The film cuts freely between all of these stories, each told in chronological order, while the overall history of the place is suitably scrambled. A main storyline emerges telling the birth-to-elderly arc of one Baby Boomer (Tom Hanks) as he grows up in a childhood home that becomes his own in adulthood. He marries his high school sweetheart (Robin Wright) and then pulls a George Bailey trying to chase dreams that always lead him to stay. Life happens anyway. The cuts between the subplots and this main one tend to follow thematic threads—a man holds up his newborn so it can see the moon in one century, then another—or trace rhyming trajectories. Sometimes Zemeckis will draw a panel around one part of the frame, allowing it to stay frozen in time as the rest of the image moves, further exploiting these juxtapositions. Throughout are recurring motifs as we find the characters dealing with children, disease, technology, aging, money, work, dreaming, and despair. Same as it ever was.

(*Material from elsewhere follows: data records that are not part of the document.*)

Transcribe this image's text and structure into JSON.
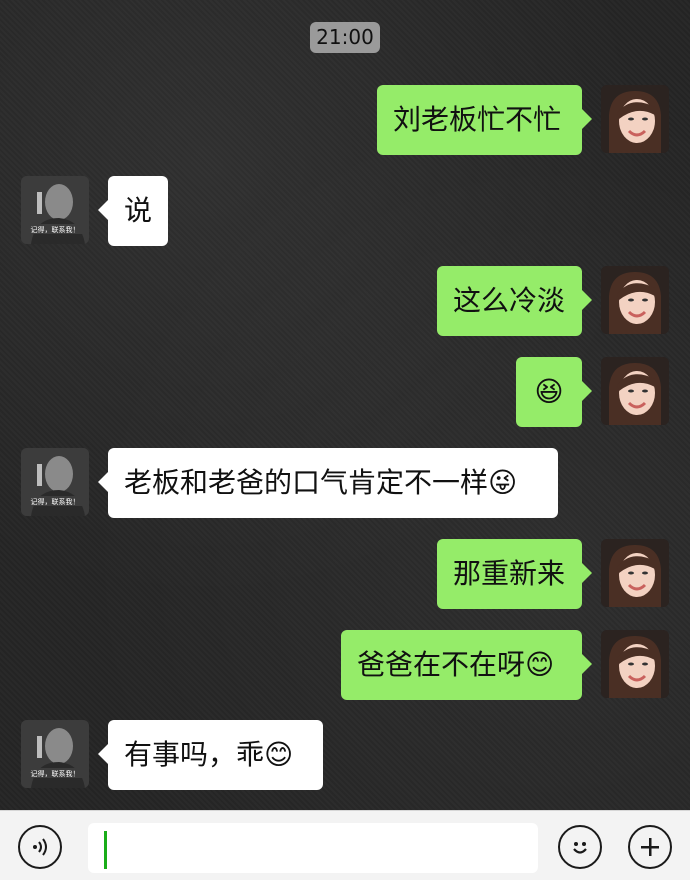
{
  "time_divider": "21:00",
  "messages": [
    {
      "sender": "me",
      "text": "刘老板忙不忙",
      "emoji": ""
    },
    {
      "sender": "them",
      "text": "说",
      "emoji": ""
    },
    {
      "sender": "me",
      "text": "这么冷淡",
      "emoji": ""
    },
    {
      "sender": "me",
      "text": "",
      "emoji": "😆"
    },
    {
      "sender": "them",
      "text": "老板和老爸的口气肯定不一样",
      "emoji": "😜"
    },
    {
      "sender": "me",
      "text": "那重新来",
      "emoji": ""
    },
    {
      "sender": "me",
      "text": "爸爸在不在呀",
      "emoji": "😊"
    },
    {
      "sender": "them",
      "text": "有事吗，乖",
      "emoji": "😊"
    }
  ],
  "contact_avatar": {
    "caption": "记得，联系我！"
  },
  "input_bar": {
    "value": "",
    "icons": [
      "voice-icon",
      "emoji-icon",
      "plus-icon"
    ]
  },
  "colors": {
    "my_bubble": "#95ec69",
    "their_bubble": "#ffffff",
    "background": "#252525",
    "time_badge": "#9a9a9a"
  }
}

The concept is so committed that I found myself tearing up at the sheer sentimental exercise of it all. (One could imagine a 60-second version repurposed for a life insurance commercial. See it and weep.) And yet the movie is also playing out at this formal distance, a tension between visual stillness and elaborate effects to age and de-age that location and its actors. Within these dense digital frames, the writing and performances are actually quite broad and theatrical, each story pretty obvious, each point triple-underlined in explicitly thematic dialogue. It’s presentational within the experimental frame. And yet I found myself so moved by its daring—crying more at the concept than the characters—that the uneven specifics’ sheer volume made up for any particular clanging miscalibration. At times Zemeckis and co-writer Eric Roth lean into their worst Gumpy tendencies, with a few scenes of cutesy cultural coincidence and a few fine ideas undone by their broadness. (Look at the scene with the grad students and wonder how those performers were possibly directed that way for the takes they used.) But the overall affect of the picture is one of visual playfulness and soft-hearted storytelling. Zemeckis is too charming a technician to take it all at face value—his roots in wacky comedies are here mixing it up with his prestige polish—and too much of a crowd-pleaser to risk letting his visual experimentation drown out the emotion. He pitches it all at such a heightened tone—even in blocking that cheats out toward the camera—that you can’t miss the overflow of human drama painted in primary colors. It’s a movie that works because of its big swings more than its small details. It just takes some time to adjust.